Lo primero que necesitamos para trabajar con una imagen digital es, lógicamente, disponer de un fichero gráfico en nuestro ordenador que contenga esta imagen. Puede ser generada directamente mediante cualquier aplicación que soporte la exportación de documentos a formato gráfico, o bien obtenida por cualquier otro medio externo.

En este capítulo nos vamos a ocupar de diferentes procedimientos que nos permitan digitalizar una imagen externa para que sea tratada informáticamente y pueda ser incorporada a cualquier documentación publicada posteriormente, ya sea en papel impreso o electrónicamente.

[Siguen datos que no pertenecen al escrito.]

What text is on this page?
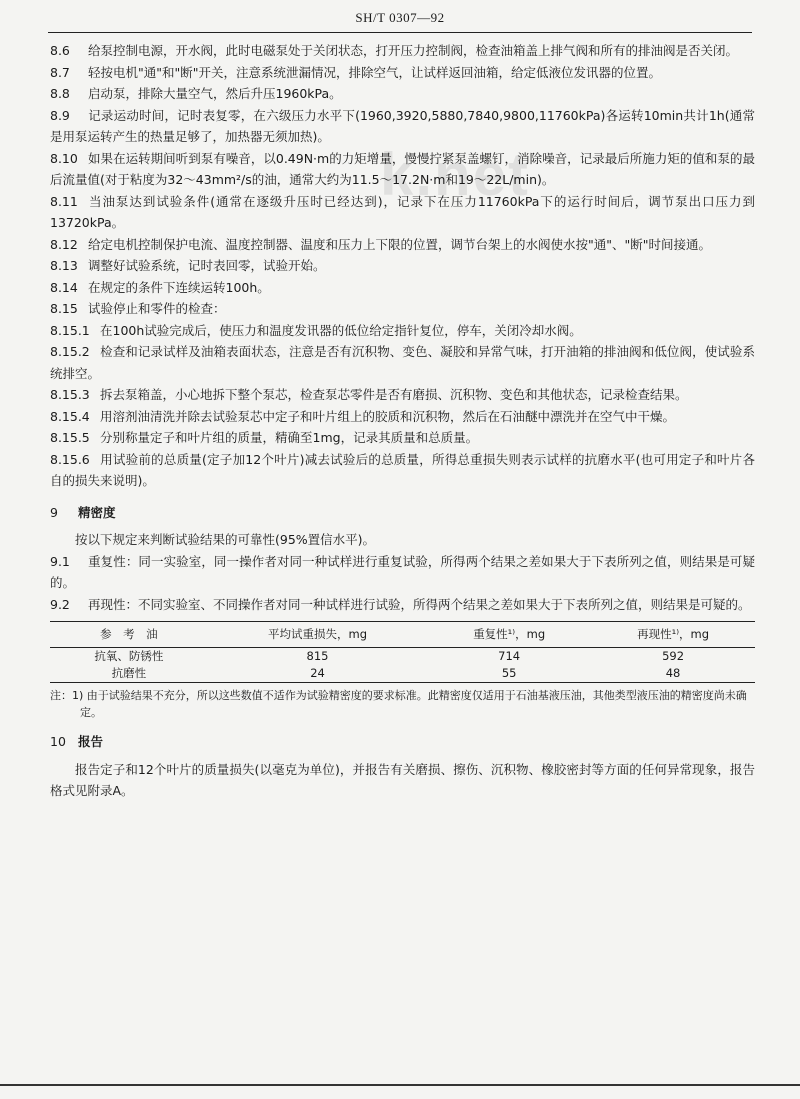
SH/T 0307—92
k.net

8.6 给泵控制电源，开水阀，此时电磁泵处于关闭状态，打开压力控制阀，检查油箱盖上排气阀和所有的排油阀是否关闭。

8.7 轻按电机"通"和"断"开关，注意系统泄漏情况，排除空气，让试样返回油箱，给定低液位发讯器的位置。

8.8 启动泵，排除大量空气，然后升压1960kPa。

8.9 记录运动时间，记时表复零，在六级压力水平下(1960,3920,5880,7840,9800,11760kPa)各运转10min共计1h(通常是用泵运转产生的热量足够了，加热器无须加热)。

8.10 如果在运转期间听到泵有噪音，以0.49N·m的力矩增量，慢慢拧紧泵盖螺钉，消除噪音，记录最后所施力矩的值和泵的最后流量值(对于粘度为32～43mm²/s的油，通常大约为11.5～17.2N·m和19～22L/min)。

8.11 当油泵达到试验条件(通常在逐级升压时已经达到)，记录下在压力11760kPa下的运行时间后，调节泵出口压力到13720kPa。

8.12 给定电机控制保护电流、温度控制器、温度和压力上下限的位置，调节台架上的水阀使水按"通"、"断"时间接通。

8.13 调整好试验系统，记时表回零，试验开始。

8.14 在规定的条件下连续运转100h。

8.15 试验停止和零件的检查：

8.15.1 在100h试验完成后，使压力和温度发讯器的低位给定指针复位，停车，关闭冷却水阀。

8.15.2 检查和记录试样及油箱表面状态，注意是否有沉积物、变色、凝胶和异常气味，打开油箱的排油阀和低位阀，使试验系统排空。

8.15.3 拆去泵箱盖，小心地拆下整个泵芯，检查泵芯零件是否有磨损、沉积物、变色和其他状态，记录检查结果。

8.15.4 用溶剂油清洗并除去试验泵芯中定子和叶片组上的胶质和沉积物，然后在石油醚中漂洗并在空气中干燥。

8.15.5 分别称量定子和叶片组的质量，精确至1mg，记录其质量和总质量。

8.15.6 用试验前的总质量(定子加12个叶片)减去试验后的总质量，所得总重损失则表示试样的抗磨水平(也可用定子和叶片各自的损失来说明)。

9 精密度

按以下规定来判断试验结果的可靠性(95%置信水平)。

9.1 重复性：同一实验室，同一操作者对同一种试样进行重复试验，所得两个结果之差如果大于下表所列之值，则结果是可疑的。

9.2 再现性：不同实验室、不同操作者对同一种试样进行试验，所得两个结果之差如果大于下表所列之值，则结果是可疑的。

参　考　油	平均试重损失，mg	重复性¹⁾，mg	再现性¹⁾，mg
抗氧、防锈性	815	714	592
抗磨性	24	55	48

注：1) 由于试验结果不充分，所以这些数值不适作为试验精密度的要求标准。此精密度仅适用于石油基液压油，其他类型液压油的精密度尚未确定。

10 报告

报告定子和12个叶片的质量损失(以毫克为单位)，并报告有关磨损、擦伤、沉积物、橡胶密封等方面的任何异常现象，报告格式见附录A。
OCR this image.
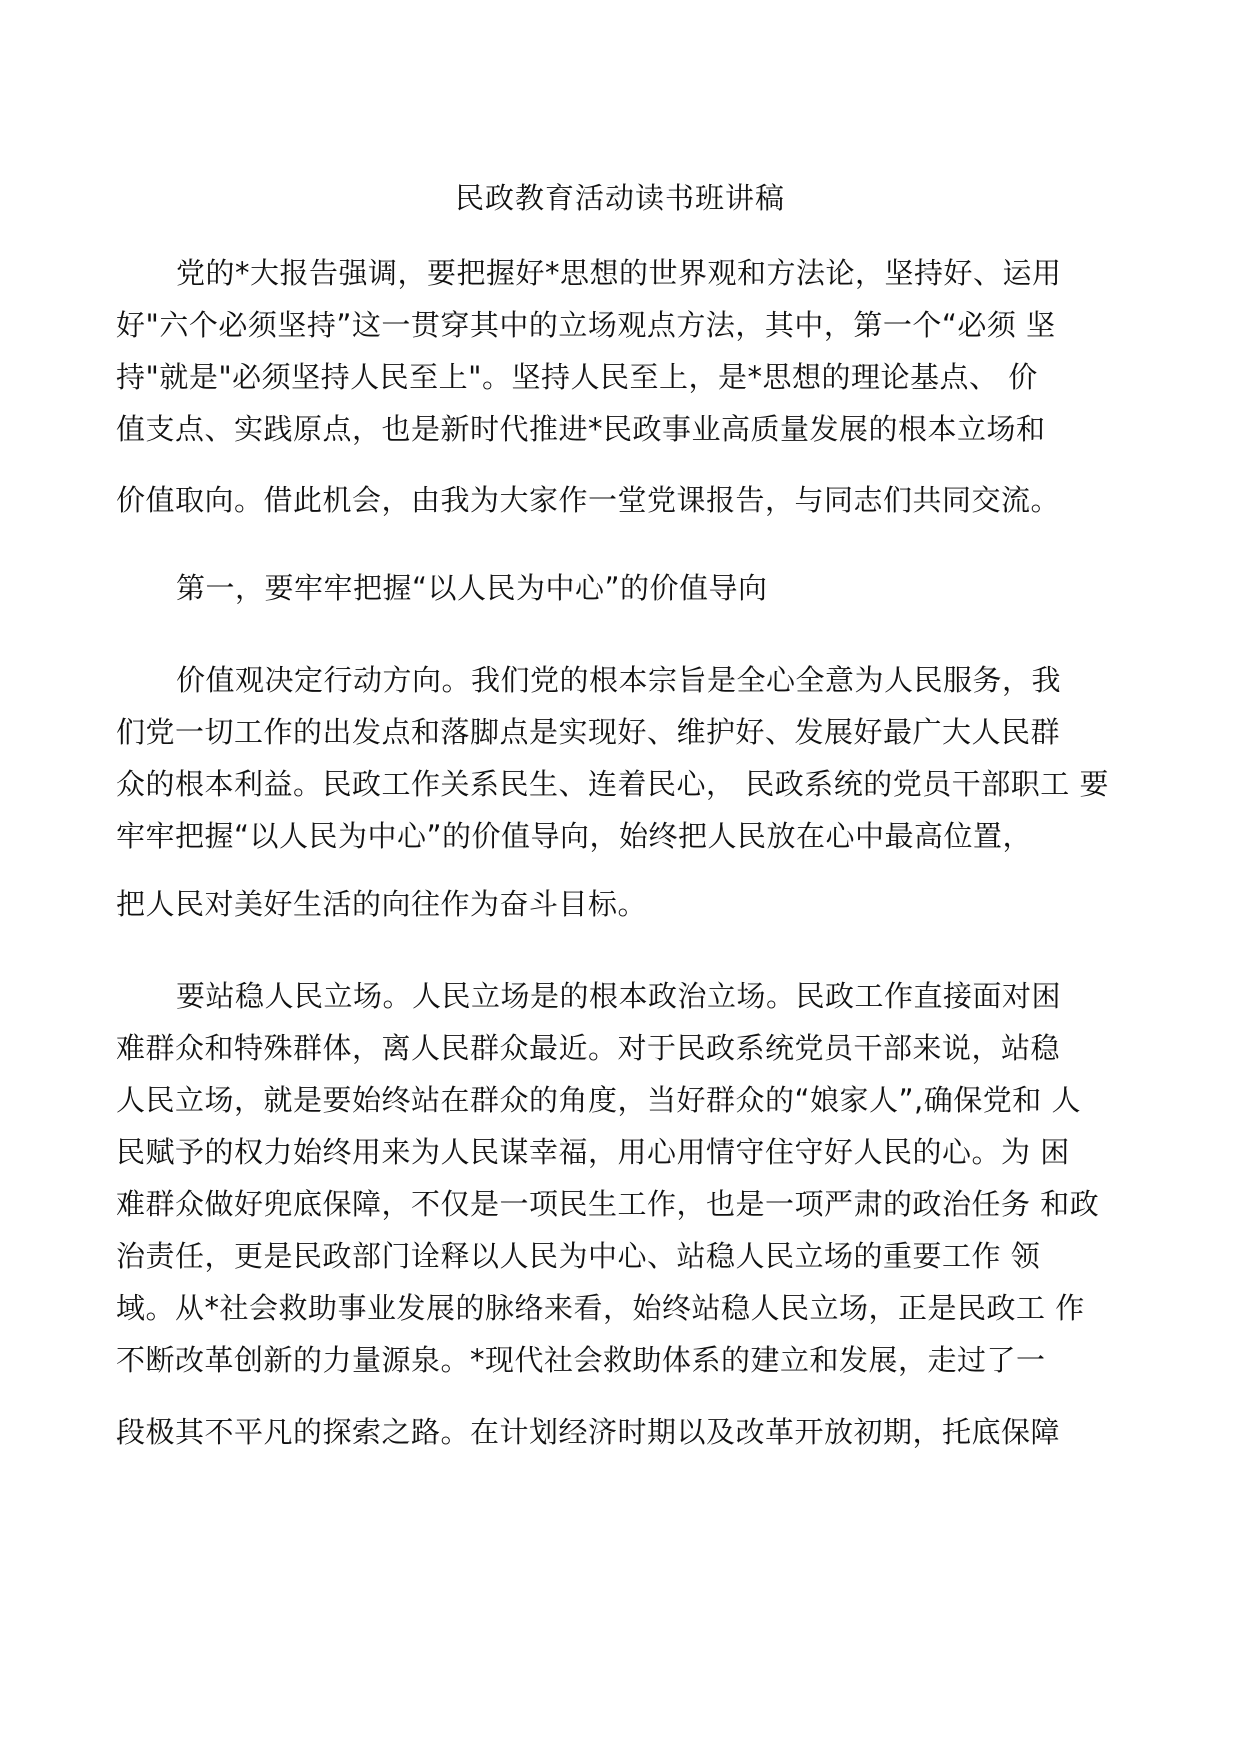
民政教育活动读书班讲稿
党的*大报告强调，要把握好*思想的世界观和方法论，坚持好、运用
好"六个必须坚持”这一贯穿其中的立场观点方法，其中，第一个“必须 坚
持"就是"必须坚持人民至上"。坚持人民至上，是*思想的理论基点、 价
值支点、实践原点，也是新时代推进*民政事业高质量发展的根本立场和
价值取向。借此机会，由我为大家作一堂党课报告，与同志们共同交流。
第一，要牢牢把握“以人民为中心”的价值导向
价值观决定行动方向。我们党的根本宗旨是全心全意为人民服务，我
们党一切工作的出发点和落脚点是实现好、维护好、发展好最广大人民群
众的根本利益。民政工作关系民生、连着民心， 民政系统的党员干部职工 要
牢牢把握“以人民为中心”的价值导向，始终把人民放在心中最高位置，
把人民对美好生活的向往作为奋斗目标。
要站稳人民立场。人民立场是的根本政治立场。民政工作直接面对困
难群众和特殊群体，离人民群众最近。对于民政系统党员干部来说，站稳
人民立场，就是要始终站在群众的角度，当好群众的“娘家人”,确保党和 人
民赋予的权力始终用来为人民谋幸福，用心用情守住守好人民的心。为 困
难群众做好兜底保障，不仅是一项民生工作，也是一项严肃的政治任务 和政
治责任，更是民政部门诠释以人民为中心、站稳人民立场的重要工作 领
域。从*社会救助事业发展的脉络来看，始终站稳人民立场，正是民政工 作
不断改革创新的力量源泉。*现代社会救助体系的建立和发展，走过了一
段极其不平凡的探索之路。在计划经济时期以及改革开放初期，托底保障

Esta fase del proceso resulta fundamental puesto que la calidad de la imagen producida dependerá decisivamente de la forma en que se haya producido la captura. Si la imagen de partida no reune condiciones o ha sido adquirida de manera incorrecta se verá afectada irremediablemente la ilustración final.

Una imagen externa puede ser incorporada a nuestro ordenador de diferentes formas, sin embargo, los procedimientos más habituales son la captura mediante un escáner doméstico, utilizando una cámara digital o descargándola directamente desde la red Internet. Trataremos de proponer unas orientaciones que nos ayuden a realizar estos procesos correctamente, aprovechando al máximo la calidad original de la imagen.